THE WORK OF DEMONS: They are involved in tempting the servants of God (1 Thess. 3:5; 2 Cor. 2:11; 1 Tim. 3:6-7); They blind the minds of unbelievers (2 Cor. 4:3-4;2; Tim. 2:25-26 ); he seeks to destroy the word of God (Mk. 4:15); Satan reigns in people’s hearts (Jn. 13:27; Mk 1:32; Lk 9:42); Satan accuses believers (Rev. 12:10); He harasses God’s servants (1 Thess. 2:18; 1 Pet. 5:8) The way in which Satan snatches the word from someone’s heart is through biblical criticism.

THE DESTINY OF DEMONS: They are defeated beings (Jn 12:3; Col. 2:15) Theiry ultimate destiny is the Lake of Fire (Rev. 20:10; Matt. 25:41); Demons know their end.

WOULD THERE BE SIN IF THERE WERE NO DEVIL? We don’t the answer to that, but in principle, I don’t see why couldn’t have chosen to disobey God in the same way Satan disobeyed God.
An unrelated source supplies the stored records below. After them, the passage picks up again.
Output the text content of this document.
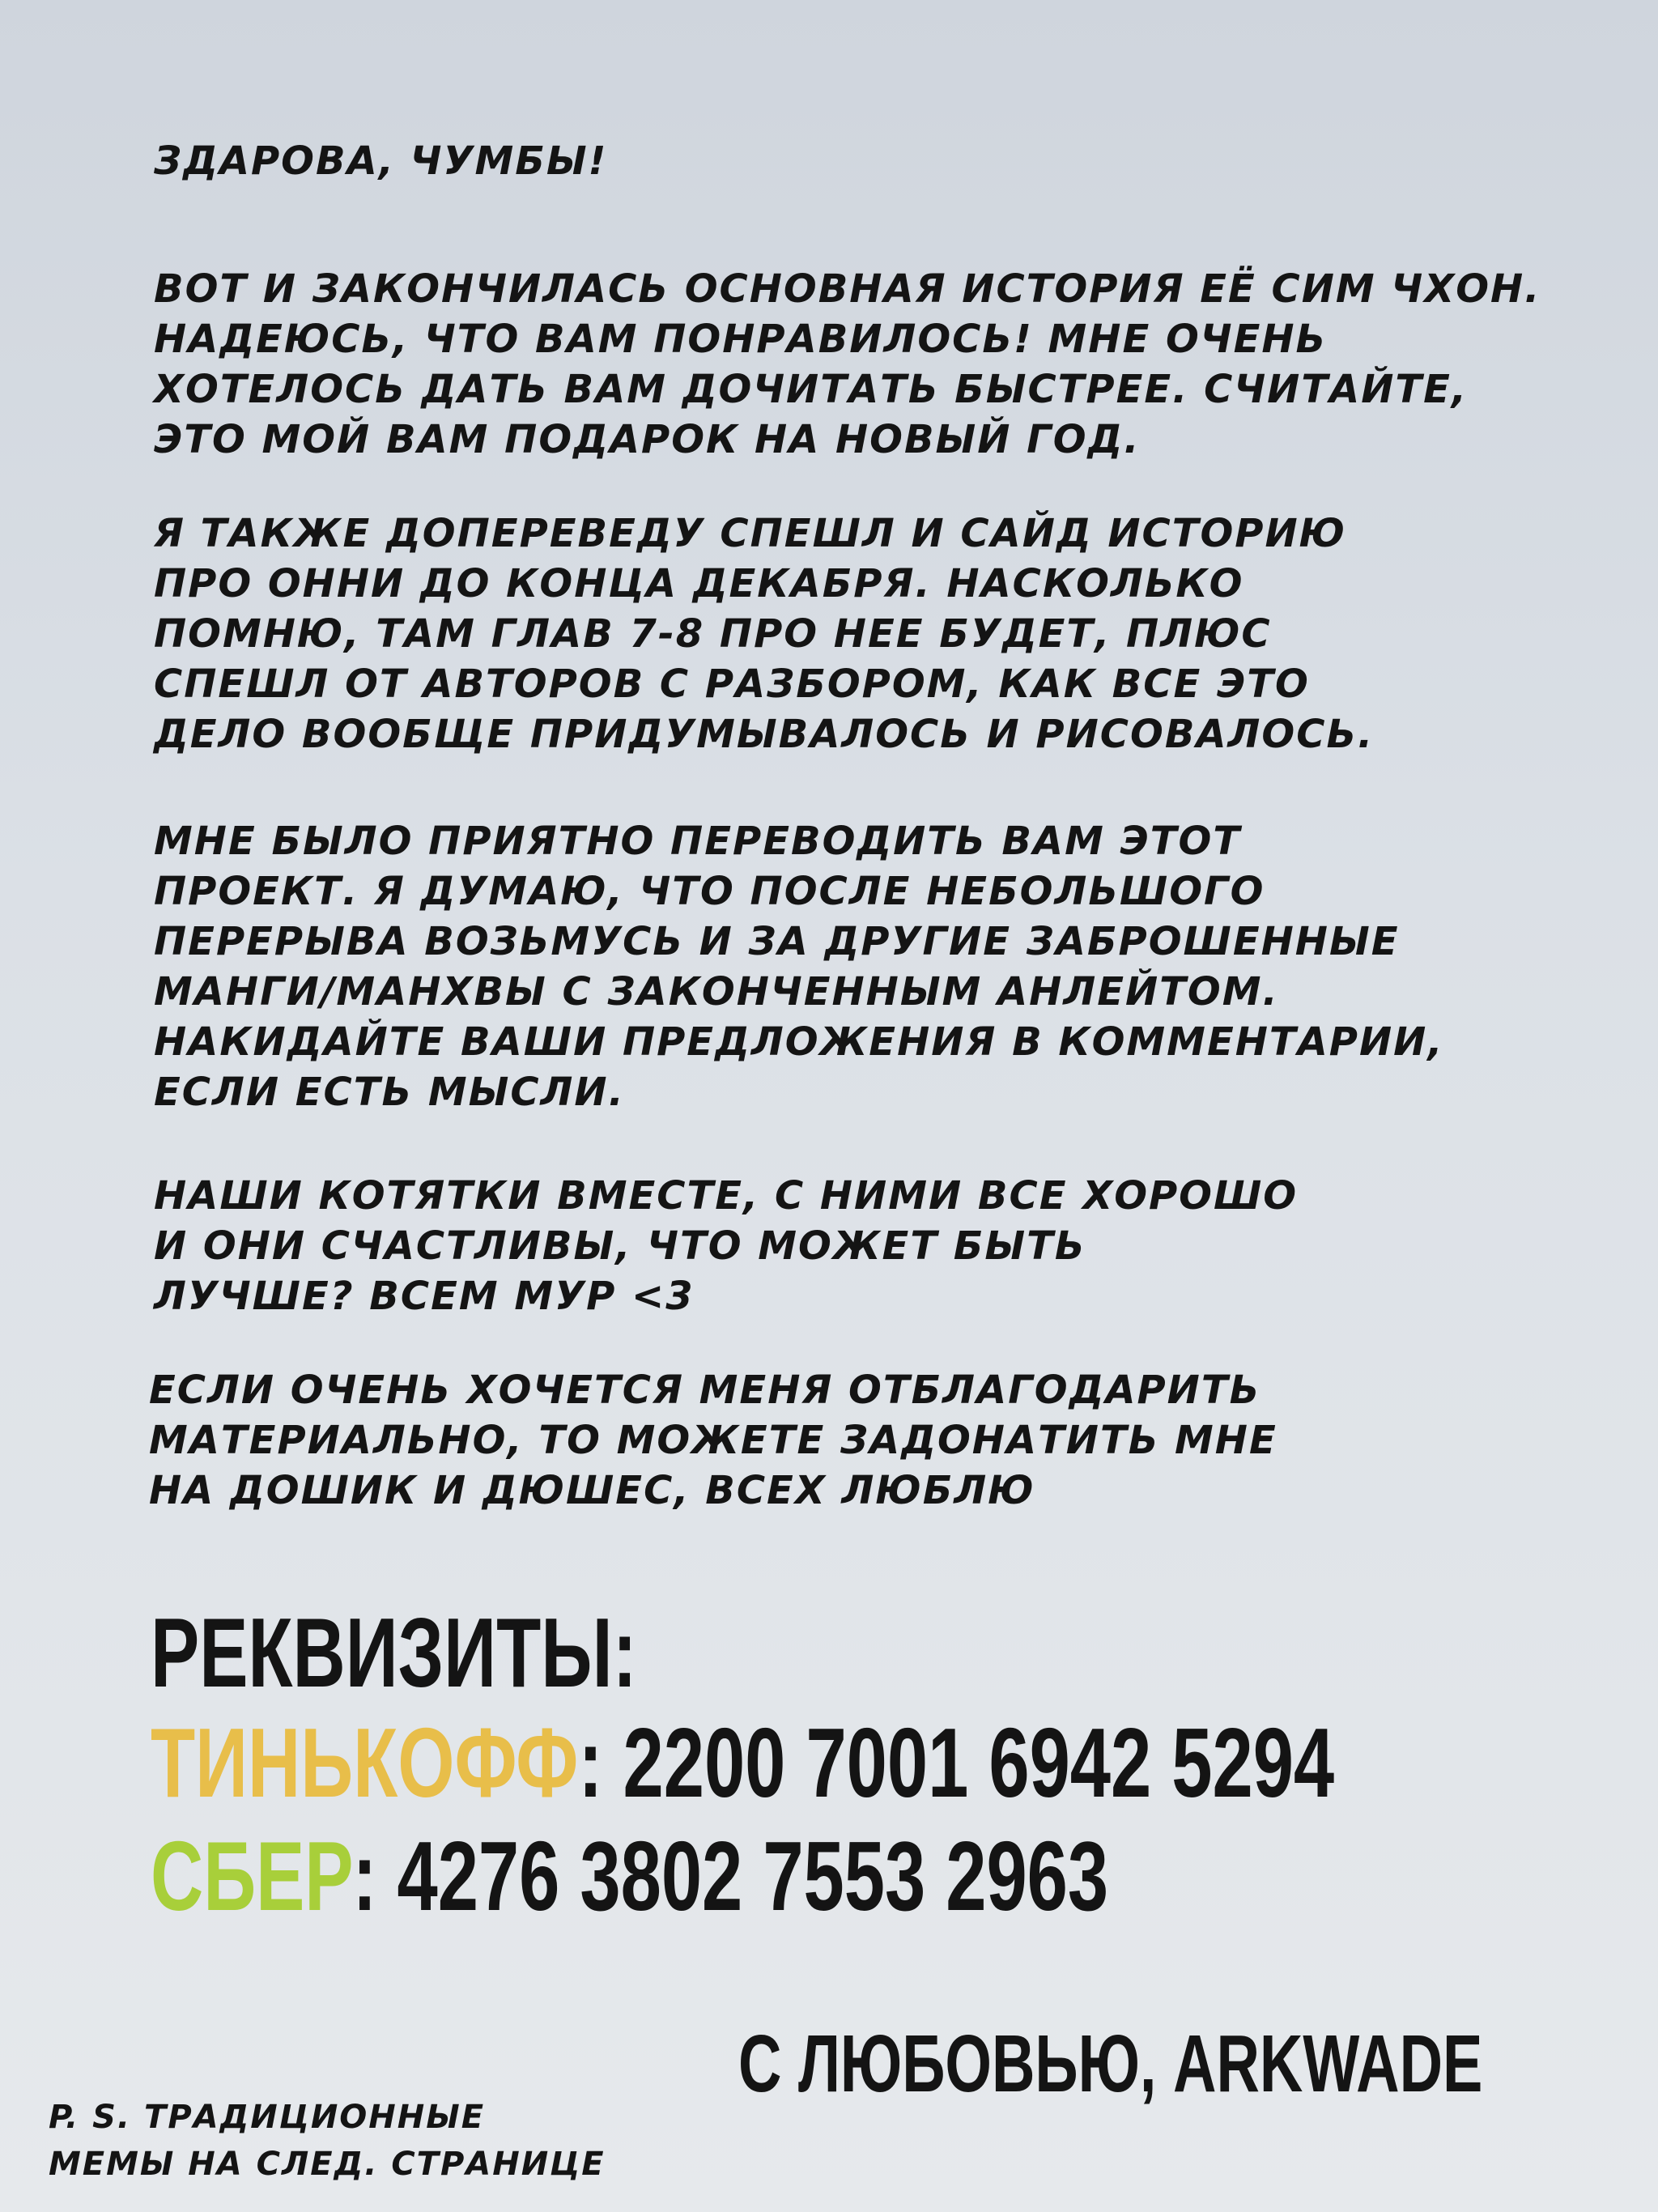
ЗДАРОВА, ЧУМБЫ!

ВОТ И ЗАКОНЧИЛАСЬ ОСНОВНАЯ ИСТОРИЯ ЕЁ СИМ ЧХОН.
НАДЕЮСЬ, ЧТО ВАМ ПОНРАВИЛОСЬ! МНЕ ОЧЕНЬ
ХОТЕЛОСЬ ДАТЬ ВАМ ДОЧИТАТЬ БЫСТРЕЕ. СЧИТАЙТЕ,
ЭТО МОЙ ВАМ ПОДАРОК НА НОВЫЙ ГОД.

Я ТАКЖЕ ДОПЕРЕВЕДУ СПЕШЛ И САЙД ИСТОРИЮ
ПРО ОННИ ДО КОНЦА ДЕКАБРЯ. НАСКОЛЬКО
ПОМНЮ, ТАМ ГЛАВ 7-8 ПРО НЕЕ БУДЕТ, ПЛЮС
СПЕШЛ ОТ АВТОРОВ С РАЗБОРОМ, КАК ВСЕ ЭТО
ДЕЛО ВООБЩЕ ПРИДУМЫВАЛОСЬ И РИСОВАЛОСЬ.

МНЕ БЫЛО ПРИЯТНО ПЕРЕВОДИТЬ ВАМ ЭТОТ
ПРОЕКТ. Я ДУМАЮ, ЧТО ПОСЛЕ НЕБОЛЬШОГО
ПЕРЕРЫВА ВОЗЬМУСЬ И ЗА ДРУГИЕ ЗАБРОШЕННЫЕ
МАНГИ/МАНХВЫ С ЗАКОНЧЕННЫМ АНЛЕЙТОМ.
НАКИДАЙТЕ ВАШИ ПРЕДЛОЖЕНИЯ В КОММЕНТАРИИ,
ЕСЛИ ЕСТЬ МЫСЛИ.

НАШИ КОТЯТКИ ВМЕСТЕ, С НИМИ ВСЕ ХОРОШО
И ОНИ СЧАСТЛИВЫ, ЧТО МОЖЕТ БЫТЬ
ЛУЧШЕ? ВСЕМ МУР <3

ЕСЛИ ОЧЕНЬ ХОЧЕТСЯ МЕНЯ ОТБЛАГОДАРИТЬ
МАТЕРИАЛЬНО, ТО МОЖЕТЕ ЗАДОНАТИТЬ МНЕ
НА ДОШИК И ДЮШЕС, ВСЕХ ЛЮБЛЮ

РЕКВИЗИТЫ:
ТИНЬКОФФ: 2200 7001 6942 5294
СБЕР: 4276 3802 7553 2963
С ЛЮБОВЬЮ, ARKWADE

P. S. ТРАДИЦИОННЫЕ
МЕМЫ НА СЛЕД. СТРАНИЦЕ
However, you could never say the devil made me do it.

HOW SHOULD THE CHRISTIAN REACT TO THE REALITY OF DEMONS?: A healthy respect but not a fear; an awareness of demons but not a morbid interest (resist the devil and present ourselves to God (James 4:7); We should watch and pray (Matt. 26:41); Take up the shield of faith which is the word of God (Eph 6:16).